Fixing the dirify function in Movable Type
The dirify function Movable Type uses to turn post titles into legal directory names suitable for URLs has serious problems with some accented characters. I could not find a satisfactory fix anywhere, so I hacked up my own. While I was at it, I changed it to use hyphens instead of underscores to separate words in URLs.
I’ve seen the accented character bug before, but haven’t bothered to look for a solution since nearly all posts on 456 Berea Street are in English. However when I was working on another site recently I really needed to fix this to make Swedish post titles turn into reasonably readable URL fragments.

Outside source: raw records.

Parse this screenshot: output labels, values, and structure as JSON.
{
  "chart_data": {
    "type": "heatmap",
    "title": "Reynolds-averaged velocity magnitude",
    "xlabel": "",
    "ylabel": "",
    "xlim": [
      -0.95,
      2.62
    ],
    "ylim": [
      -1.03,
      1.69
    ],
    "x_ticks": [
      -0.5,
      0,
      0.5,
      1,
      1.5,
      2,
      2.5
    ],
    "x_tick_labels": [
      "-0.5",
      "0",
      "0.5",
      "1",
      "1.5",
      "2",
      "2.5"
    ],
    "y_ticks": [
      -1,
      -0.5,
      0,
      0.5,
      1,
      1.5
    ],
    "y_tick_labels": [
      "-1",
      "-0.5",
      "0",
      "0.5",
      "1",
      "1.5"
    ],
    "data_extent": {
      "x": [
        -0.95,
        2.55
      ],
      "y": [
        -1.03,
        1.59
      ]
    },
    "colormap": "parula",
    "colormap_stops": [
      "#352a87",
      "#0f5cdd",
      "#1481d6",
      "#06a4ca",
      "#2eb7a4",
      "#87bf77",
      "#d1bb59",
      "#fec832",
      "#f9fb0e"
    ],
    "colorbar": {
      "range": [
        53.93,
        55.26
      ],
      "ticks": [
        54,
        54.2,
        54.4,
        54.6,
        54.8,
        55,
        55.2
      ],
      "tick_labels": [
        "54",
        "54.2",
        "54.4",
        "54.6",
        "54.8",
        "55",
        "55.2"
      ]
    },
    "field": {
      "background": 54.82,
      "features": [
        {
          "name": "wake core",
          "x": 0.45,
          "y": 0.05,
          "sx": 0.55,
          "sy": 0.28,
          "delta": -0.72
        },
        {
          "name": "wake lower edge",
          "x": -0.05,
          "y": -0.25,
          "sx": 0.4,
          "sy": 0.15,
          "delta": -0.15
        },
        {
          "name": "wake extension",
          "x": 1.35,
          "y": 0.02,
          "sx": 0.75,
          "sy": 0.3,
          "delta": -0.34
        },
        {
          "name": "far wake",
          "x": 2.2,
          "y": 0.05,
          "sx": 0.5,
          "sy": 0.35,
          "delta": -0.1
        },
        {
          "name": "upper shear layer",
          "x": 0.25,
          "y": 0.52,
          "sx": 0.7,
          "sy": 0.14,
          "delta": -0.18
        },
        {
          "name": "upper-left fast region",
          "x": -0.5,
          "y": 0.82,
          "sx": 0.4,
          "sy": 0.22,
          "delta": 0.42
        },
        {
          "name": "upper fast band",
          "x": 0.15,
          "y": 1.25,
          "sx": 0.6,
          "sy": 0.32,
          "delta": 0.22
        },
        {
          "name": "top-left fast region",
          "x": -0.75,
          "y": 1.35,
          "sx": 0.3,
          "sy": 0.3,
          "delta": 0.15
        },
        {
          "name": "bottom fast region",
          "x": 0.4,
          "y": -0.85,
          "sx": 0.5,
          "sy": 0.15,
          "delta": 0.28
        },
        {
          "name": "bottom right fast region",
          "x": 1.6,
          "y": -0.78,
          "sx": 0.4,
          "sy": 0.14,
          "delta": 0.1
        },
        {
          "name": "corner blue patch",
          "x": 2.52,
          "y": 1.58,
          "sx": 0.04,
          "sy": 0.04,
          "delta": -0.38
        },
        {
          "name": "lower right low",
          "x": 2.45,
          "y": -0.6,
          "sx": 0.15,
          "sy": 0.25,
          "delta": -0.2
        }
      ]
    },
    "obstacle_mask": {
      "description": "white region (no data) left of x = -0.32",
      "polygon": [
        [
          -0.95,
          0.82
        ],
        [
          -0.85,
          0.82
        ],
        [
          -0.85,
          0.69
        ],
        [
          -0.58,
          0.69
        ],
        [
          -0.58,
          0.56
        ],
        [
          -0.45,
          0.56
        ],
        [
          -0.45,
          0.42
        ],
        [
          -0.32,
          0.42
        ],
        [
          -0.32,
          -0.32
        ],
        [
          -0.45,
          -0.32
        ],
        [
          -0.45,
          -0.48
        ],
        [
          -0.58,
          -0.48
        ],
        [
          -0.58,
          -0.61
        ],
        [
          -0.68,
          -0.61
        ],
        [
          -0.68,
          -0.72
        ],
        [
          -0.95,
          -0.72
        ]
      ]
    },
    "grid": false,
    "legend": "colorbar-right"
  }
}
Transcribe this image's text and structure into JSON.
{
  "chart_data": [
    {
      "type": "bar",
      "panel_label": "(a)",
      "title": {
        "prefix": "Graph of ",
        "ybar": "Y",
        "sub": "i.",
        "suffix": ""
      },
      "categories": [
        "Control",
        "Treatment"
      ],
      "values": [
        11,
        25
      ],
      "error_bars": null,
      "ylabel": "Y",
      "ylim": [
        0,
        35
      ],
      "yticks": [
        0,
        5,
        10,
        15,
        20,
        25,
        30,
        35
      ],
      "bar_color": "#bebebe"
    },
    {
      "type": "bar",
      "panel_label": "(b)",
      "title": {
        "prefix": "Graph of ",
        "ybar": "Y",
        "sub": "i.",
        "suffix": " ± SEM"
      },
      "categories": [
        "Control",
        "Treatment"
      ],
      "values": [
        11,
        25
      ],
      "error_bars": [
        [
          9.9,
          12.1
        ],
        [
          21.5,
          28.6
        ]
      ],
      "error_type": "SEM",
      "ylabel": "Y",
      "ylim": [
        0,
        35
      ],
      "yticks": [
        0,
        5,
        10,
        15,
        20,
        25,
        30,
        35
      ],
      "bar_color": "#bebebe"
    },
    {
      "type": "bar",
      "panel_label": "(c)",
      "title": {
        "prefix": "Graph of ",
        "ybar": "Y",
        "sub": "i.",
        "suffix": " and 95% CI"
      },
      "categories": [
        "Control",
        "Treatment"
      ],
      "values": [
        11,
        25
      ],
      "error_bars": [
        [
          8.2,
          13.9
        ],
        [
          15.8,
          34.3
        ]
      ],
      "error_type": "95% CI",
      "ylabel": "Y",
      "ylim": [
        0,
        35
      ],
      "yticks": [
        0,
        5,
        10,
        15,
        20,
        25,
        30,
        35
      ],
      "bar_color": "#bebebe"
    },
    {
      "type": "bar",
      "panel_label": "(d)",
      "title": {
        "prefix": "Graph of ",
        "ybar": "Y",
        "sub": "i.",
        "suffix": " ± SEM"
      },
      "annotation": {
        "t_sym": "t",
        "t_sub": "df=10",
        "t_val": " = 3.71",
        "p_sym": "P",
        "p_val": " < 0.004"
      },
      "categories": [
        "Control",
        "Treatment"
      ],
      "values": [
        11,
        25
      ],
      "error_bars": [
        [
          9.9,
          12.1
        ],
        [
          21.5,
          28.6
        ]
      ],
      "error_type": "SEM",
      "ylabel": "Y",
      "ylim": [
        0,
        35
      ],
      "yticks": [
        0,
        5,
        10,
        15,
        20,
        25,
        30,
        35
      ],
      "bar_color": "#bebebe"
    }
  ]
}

All I wanted dirify to do was convert any accented characters to their non-accented versions:
å => a
ä => a
ö => o
Å => a
Ä => a
Ö => o
Seems simple enough, but that was not what happened. Instead, Movable Type for some reason converts the characters this way:
ä => ae
ö => oe
Ä => ae
Ö => oe
That’s right. The letters “å” and “Å” are simply removed. Hey! They may look odd to the rest of the world but we use them a lot here! Replacing “ä” with “ae” and “ö” with “oe” is not what I want either.
Since I also wanted to use hyphens instead of underscores to separate words in URLs I started looking for plugins that could help out with that, hoping that I might also stumple upon a solution to this character conversion problem. I found a few options: Dashify, Dirifyplus, and Dirify for Unicode. Neither fixed the problem. Dirifyplus (I think) actually made it even worse by converting all accented characters to “a”.
So in the end I decided to find Movable Type’s dirify function and fix it. After a bit of searching I found it in
/lib/MT/Util.pm. The separator character is defined on line 544, and the conversion table starts on line 620 (assuming Movable Type 3.2 set up to use UTF-8).
To use dashes instead of underscores, just edit line 544. To make dirify convert Swedish accented characters to something more usable, replace the
my %utf8_table hash table with this patched utf8_table.
Happy that I had managed to solve the problem, I went to apply the fix to my other site, Kaffesnobben. Well, that revealed other problems since that site is running Movable Type 3.17. First, the separator character is specified on line 457 instead of 544, and the
my %utf8_table hash table starts on line 528 instead of 620. No big deal, it should work anyway, right? Wrong. After applying the patches the Swedish characters were converted properly, but underscores were still being used as separators.
After spending way too long trying to figure out why dirify wouldn’t use hyphens instead of underscores I finally found the answer: I had installed
patch-20050616-utf8dirify-nodash.pl, a plugin that fixes another dirify problem. Well, that plugin also overrides the separator character specified in
Util.pm. So if you have this plugin installed, make sure to edit the separator character on line 20.
It took a while, but in the end I found a solution to my problem. Hopefully this post will save someone else a bit of frustration.